Last year, however, the DoD put together a list of 66 countries they hope they will be cleared to sell drones too, and today the Defense Department says they are just as eager as ever to get the ball rolling.
Countless watchdog groups have condemned the use of drones, calling the aircraft responsible for the deaths of hundreds of innocent civilians. As recently as this past weekend, a US-led drone strike in Yemen was reported to cause fatalities for no fewer than 13 civilians. Even so, adding UAVs to the wish-lists of other countries could be a consideration favored by much of Washington, especially those who have feared than planned budget cuts will nix billions from the Pentagon’s budget over the next decade.
Last year, US weapons exports amounted $66.3 billion worth of deals thanks to sales to the States’ allies, the largest figure ever to come through arms sales. Just last month, a Congressional Research Service report claimed that 2011 was “the highest single year agreements total in the history of the US arms export program,” and that trend could very well carry over, especially if UAVs are added to the list of inventory available to the allies.
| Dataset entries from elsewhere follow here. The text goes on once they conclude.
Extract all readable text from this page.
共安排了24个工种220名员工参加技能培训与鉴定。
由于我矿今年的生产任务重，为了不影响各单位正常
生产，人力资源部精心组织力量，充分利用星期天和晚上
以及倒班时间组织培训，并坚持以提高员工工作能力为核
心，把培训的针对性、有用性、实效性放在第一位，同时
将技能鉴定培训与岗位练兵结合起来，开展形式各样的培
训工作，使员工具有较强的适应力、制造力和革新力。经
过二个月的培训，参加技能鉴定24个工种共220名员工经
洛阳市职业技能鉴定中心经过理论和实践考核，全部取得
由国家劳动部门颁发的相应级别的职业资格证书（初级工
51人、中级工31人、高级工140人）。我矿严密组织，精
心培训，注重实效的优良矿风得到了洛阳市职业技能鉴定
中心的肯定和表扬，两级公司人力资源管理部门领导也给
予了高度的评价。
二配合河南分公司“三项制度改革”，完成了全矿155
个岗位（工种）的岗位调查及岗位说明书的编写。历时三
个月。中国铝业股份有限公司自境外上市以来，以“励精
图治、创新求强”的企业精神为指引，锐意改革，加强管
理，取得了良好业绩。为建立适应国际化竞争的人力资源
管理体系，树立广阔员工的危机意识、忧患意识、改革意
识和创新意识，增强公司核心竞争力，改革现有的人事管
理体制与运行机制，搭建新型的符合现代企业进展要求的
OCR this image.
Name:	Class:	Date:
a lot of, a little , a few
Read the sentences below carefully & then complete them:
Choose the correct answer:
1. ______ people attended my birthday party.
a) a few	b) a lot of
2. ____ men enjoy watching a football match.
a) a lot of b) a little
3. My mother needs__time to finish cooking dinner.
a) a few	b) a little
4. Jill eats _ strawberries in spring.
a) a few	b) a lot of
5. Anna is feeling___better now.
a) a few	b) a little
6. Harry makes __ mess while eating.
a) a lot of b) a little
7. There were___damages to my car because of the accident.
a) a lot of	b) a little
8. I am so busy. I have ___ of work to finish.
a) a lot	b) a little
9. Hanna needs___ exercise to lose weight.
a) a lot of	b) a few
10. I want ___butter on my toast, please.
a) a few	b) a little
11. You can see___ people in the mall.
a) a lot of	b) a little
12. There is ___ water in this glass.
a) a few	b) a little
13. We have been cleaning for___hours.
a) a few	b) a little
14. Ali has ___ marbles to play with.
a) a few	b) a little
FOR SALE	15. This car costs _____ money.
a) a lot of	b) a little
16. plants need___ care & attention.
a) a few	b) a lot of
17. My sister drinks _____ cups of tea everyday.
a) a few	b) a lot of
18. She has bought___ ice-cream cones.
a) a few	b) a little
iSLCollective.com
To Reuters on Wednesday, Northrop Grumman Corp CEO Wes Bush says that the Obama White House is working to make it easier for his company and others to deal drones as part of their international arms exchange, but roadblocks remain in place, regardless.
“I wish we were further along in getting that done. It’s slow, it’s painful, but we’re doing the right things to move in that direction,” Bush tells Reuters.
Earlier this year, the Pentagon’s Defense Security Cooperation Agency deputy director, Richard Genaille, told attendees at the ComDef 2012 conference, “We don’t really have a comprehensive U.S. government policy” on drone exports, but one was indeed in the works.
“It hasn’t moved quite as fast as we would like, but we’re not giving up,” Genaille said.
In May, Turkish President Abdullah Gul told the state-run Anadolu Agency that the White House has expressed a “positive stance” over the sale of UAVs, and “They are trying to convince the Congress” before an agreement is made.
Last month, the US-based marketing firm Teal Group estimated that “UAV spending will almost double over the next decade from current worldwide UAV expenditures of $6.6 billion annually to $11.4 billion, totaling just over $89 billion in the next ten years.”